Analysts and monetary experts including international organisations have called on pro-market approach and asked Nigerian to align its local currency with economic realities. They believed the country needs to stop defending the naira and allow its free flow at the foreign exchange market. An idea that did not go down with President Buhari's direction on the Naira.
This conflict of ideas on market approach, is one thing the Economic Advisory Council will have to battle with the president and his core cabinet team.
2. To remove not to remove fuel subsidies
Most of the members also believed the fuel subsidies are a huge drain on the government’s revenue. This is one advice that may get their way under Buhari's black book as the president is pro-people with the belief that the removal may cause instant hardship as the price of petrol increase.
Bismarck Rewane had also supported calls for the removal of controversial fuel subsidy in Nigeria, describing it as a criminal enterprise.
Last year, fuel subsidy payment cost Nigeria more than $2 billion, according to the NNPC financial report.
3. Independence of the Economic Council on economic direction
These are core economic experts. They views and opinion on economic matters are strong and well enough to project the country’s economy. The success or failure of the new economic council will largely depend on various interference from political office holders including the direction of President Buhari-led government.
This includes how the fiscal and monetary authorities will be able to handle, take advice and suggestions from the team on economic policies and expedite actions.
In a series of Tweets on Monday, Oby Ezekwesili, Nigeria's former minister and Senior Economic Advisor at Africa Economic Development Policy Initiative, urged the Advisors to “tell the President how he mismanaged the Economy in the last 4 years.”

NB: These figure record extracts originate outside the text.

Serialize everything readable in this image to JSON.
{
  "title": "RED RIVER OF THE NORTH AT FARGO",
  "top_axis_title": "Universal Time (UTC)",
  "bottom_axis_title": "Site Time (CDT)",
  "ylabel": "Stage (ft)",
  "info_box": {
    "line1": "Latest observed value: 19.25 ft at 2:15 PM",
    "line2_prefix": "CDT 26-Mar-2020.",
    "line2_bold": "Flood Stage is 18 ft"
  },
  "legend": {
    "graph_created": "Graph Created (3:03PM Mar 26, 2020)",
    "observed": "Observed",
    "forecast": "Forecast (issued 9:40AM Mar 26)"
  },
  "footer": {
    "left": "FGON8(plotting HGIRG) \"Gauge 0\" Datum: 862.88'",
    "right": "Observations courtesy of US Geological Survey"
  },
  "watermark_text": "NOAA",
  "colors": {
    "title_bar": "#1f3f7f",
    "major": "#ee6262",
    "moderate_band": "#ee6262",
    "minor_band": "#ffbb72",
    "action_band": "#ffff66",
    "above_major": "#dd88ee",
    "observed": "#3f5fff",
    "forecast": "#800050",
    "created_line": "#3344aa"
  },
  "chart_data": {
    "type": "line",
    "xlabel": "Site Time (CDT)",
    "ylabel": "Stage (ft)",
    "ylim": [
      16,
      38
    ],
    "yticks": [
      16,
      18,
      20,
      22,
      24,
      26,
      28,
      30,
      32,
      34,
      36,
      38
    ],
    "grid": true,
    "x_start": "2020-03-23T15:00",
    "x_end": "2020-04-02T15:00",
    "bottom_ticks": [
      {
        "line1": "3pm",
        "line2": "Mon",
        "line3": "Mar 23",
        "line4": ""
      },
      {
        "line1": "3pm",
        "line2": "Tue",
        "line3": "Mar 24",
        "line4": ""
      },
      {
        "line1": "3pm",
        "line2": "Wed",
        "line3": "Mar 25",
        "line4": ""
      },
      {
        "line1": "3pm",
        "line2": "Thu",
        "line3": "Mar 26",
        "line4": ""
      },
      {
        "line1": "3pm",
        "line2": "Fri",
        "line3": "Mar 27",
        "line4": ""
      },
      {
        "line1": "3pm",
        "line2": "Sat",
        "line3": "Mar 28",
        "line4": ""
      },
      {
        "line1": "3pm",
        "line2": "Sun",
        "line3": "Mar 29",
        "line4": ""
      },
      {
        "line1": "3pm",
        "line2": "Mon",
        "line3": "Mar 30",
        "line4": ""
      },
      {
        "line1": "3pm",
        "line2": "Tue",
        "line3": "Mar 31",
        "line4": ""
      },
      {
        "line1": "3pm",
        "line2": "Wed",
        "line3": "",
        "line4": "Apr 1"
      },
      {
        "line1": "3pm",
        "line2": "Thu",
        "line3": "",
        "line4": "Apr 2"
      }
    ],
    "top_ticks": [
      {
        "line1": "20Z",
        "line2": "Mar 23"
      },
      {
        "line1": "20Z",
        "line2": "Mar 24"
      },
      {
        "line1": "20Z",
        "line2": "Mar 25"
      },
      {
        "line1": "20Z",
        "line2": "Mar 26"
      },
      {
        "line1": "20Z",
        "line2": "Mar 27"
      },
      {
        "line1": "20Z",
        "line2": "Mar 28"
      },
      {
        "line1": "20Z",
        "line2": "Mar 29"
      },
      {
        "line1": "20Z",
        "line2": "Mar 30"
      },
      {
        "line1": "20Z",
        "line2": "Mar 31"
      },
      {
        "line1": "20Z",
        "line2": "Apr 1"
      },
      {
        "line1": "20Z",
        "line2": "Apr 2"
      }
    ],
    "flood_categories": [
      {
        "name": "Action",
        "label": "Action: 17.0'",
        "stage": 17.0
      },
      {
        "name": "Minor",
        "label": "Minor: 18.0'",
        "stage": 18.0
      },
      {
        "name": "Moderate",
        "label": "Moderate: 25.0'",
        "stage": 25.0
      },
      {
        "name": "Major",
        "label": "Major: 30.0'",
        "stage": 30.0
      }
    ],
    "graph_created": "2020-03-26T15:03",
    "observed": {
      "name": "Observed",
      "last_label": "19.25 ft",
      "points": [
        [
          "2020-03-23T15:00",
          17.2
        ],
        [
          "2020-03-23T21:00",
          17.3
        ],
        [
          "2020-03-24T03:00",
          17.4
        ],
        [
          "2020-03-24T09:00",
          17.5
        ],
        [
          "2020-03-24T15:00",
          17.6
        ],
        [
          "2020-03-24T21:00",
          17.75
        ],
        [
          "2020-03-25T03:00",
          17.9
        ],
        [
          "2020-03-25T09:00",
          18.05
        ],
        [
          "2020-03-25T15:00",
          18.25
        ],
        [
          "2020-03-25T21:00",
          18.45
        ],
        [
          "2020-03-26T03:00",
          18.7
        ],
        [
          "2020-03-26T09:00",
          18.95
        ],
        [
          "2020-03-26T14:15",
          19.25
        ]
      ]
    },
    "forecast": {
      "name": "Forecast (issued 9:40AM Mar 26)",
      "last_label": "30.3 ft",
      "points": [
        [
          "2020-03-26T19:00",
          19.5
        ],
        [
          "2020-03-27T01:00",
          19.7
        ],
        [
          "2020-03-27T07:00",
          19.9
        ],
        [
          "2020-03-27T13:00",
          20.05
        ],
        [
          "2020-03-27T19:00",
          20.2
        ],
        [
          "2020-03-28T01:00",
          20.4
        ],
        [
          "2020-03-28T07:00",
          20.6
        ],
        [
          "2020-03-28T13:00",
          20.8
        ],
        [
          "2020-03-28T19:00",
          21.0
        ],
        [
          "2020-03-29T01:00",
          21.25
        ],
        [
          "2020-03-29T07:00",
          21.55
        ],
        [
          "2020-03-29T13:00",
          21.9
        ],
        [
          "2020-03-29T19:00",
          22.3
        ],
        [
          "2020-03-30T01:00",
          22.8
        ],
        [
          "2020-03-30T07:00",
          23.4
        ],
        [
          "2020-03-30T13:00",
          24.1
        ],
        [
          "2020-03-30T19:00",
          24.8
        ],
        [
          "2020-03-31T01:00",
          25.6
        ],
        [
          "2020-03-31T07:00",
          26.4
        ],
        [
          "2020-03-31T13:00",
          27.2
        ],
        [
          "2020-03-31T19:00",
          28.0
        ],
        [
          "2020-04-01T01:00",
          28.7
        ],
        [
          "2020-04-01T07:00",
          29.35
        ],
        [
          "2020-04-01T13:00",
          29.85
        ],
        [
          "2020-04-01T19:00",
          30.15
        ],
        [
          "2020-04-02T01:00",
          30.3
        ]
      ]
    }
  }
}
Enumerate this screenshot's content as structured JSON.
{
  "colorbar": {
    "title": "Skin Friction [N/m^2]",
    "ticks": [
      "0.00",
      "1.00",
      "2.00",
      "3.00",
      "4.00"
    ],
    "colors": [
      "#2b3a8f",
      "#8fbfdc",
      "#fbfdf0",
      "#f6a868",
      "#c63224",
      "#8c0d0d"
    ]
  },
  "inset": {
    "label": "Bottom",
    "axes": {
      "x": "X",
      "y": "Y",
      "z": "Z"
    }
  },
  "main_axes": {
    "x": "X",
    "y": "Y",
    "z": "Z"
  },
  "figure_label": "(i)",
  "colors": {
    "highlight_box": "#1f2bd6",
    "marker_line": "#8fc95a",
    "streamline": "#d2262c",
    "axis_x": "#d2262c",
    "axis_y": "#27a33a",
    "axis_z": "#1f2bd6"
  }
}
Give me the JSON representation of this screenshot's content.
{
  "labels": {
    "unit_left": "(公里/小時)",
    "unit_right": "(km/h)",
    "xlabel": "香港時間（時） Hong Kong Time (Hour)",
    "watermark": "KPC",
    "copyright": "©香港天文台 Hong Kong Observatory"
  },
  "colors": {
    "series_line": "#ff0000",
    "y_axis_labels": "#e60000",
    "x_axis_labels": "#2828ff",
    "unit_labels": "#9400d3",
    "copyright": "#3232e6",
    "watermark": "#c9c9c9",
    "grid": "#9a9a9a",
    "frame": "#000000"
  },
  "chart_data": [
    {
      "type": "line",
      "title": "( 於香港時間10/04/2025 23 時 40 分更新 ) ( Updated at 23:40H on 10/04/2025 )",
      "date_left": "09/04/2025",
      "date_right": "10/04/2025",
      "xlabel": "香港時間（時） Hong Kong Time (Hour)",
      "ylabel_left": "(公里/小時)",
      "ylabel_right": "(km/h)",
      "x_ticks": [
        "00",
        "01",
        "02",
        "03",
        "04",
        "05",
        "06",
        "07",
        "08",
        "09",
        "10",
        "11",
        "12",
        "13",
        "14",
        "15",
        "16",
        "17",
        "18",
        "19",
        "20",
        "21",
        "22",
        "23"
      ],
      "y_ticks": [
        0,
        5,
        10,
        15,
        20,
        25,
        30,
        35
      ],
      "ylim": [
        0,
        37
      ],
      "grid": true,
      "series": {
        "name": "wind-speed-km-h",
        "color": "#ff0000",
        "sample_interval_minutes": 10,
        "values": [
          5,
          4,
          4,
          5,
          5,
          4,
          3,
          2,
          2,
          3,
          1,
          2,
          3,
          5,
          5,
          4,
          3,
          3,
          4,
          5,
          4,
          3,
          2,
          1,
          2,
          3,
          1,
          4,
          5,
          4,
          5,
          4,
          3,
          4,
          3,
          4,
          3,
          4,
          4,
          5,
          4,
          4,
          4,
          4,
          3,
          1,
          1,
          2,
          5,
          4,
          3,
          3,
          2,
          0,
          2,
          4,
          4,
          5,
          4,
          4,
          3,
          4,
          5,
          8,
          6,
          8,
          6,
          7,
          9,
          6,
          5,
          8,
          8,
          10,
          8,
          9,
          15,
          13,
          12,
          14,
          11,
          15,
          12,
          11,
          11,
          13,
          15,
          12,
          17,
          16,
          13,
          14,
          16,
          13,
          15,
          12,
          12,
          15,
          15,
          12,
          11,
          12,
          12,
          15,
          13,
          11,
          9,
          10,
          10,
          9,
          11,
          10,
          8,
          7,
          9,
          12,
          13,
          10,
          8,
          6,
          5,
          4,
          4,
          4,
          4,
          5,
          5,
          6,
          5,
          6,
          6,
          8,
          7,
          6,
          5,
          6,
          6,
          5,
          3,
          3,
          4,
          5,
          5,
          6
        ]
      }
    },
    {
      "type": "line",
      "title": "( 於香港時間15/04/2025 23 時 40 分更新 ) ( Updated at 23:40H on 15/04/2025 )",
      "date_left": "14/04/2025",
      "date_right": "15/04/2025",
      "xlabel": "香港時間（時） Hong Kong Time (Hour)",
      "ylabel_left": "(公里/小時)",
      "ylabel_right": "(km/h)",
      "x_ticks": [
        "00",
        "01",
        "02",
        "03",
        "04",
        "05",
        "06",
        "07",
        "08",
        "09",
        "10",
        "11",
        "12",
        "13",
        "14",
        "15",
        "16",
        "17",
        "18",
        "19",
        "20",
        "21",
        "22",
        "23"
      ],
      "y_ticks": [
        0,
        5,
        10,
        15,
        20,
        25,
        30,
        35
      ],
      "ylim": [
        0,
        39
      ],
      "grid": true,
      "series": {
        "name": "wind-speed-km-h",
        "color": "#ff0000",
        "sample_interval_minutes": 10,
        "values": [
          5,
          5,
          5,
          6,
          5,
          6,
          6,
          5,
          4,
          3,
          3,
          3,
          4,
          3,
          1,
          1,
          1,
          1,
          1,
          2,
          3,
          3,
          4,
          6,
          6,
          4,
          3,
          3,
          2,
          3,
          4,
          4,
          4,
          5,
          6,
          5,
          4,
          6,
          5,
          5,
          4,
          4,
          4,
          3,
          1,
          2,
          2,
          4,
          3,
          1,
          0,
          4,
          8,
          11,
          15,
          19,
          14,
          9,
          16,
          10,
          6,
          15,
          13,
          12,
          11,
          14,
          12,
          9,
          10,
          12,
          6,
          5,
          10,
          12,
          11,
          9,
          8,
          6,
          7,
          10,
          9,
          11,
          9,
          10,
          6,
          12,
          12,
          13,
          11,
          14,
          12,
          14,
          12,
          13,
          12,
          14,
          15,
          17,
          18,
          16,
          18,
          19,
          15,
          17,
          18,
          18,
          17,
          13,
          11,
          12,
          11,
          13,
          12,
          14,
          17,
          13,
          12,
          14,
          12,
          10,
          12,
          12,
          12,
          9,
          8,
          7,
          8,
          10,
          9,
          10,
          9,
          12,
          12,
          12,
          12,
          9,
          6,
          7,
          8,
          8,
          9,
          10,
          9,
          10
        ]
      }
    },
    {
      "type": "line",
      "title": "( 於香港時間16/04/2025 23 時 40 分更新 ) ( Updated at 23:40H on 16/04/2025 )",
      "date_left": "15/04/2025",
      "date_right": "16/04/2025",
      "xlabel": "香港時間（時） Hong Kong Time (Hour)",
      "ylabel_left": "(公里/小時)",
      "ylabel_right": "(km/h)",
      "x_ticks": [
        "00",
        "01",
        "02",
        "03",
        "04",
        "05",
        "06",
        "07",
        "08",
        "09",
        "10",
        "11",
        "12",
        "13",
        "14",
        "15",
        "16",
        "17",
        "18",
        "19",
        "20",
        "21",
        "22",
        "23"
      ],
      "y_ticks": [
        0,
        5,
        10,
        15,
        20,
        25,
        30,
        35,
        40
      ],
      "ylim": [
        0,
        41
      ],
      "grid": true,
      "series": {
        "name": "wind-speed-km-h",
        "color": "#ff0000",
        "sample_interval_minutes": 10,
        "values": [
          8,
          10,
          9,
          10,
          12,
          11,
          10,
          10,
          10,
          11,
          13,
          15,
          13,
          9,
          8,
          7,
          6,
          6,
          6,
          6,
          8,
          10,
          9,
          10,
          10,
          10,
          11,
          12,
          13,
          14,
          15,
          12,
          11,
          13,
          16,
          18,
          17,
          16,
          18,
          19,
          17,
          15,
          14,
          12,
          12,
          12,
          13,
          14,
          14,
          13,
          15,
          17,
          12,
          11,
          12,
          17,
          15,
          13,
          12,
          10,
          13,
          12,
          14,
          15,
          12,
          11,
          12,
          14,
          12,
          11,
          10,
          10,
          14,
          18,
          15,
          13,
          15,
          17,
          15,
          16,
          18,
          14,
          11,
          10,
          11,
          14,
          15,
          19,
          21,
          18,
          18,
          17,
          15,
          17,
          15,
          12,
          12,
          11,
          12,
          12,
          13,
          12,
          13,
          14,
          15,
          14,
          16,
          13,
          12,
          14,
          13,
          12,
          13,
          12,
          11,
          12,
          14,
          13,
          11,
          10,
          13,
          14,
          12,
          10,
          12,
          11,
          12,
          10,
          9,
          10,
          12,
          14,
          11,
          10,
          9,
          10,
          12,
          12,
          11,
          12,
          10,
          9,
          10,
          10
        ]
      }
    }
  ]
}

“The setting up a Council of Economic Advisors is in itself one of the features of the American Presidential system which we copied. Strong membership and that’s really great.
“I hope the first thing they do is tell the President how he mismanaged the Economy in the last 4 years,” part of the tweets read.
She described the previous economic team headed by Osinbajo as a 'figurehead,' saying the president was the one managing the economic policies.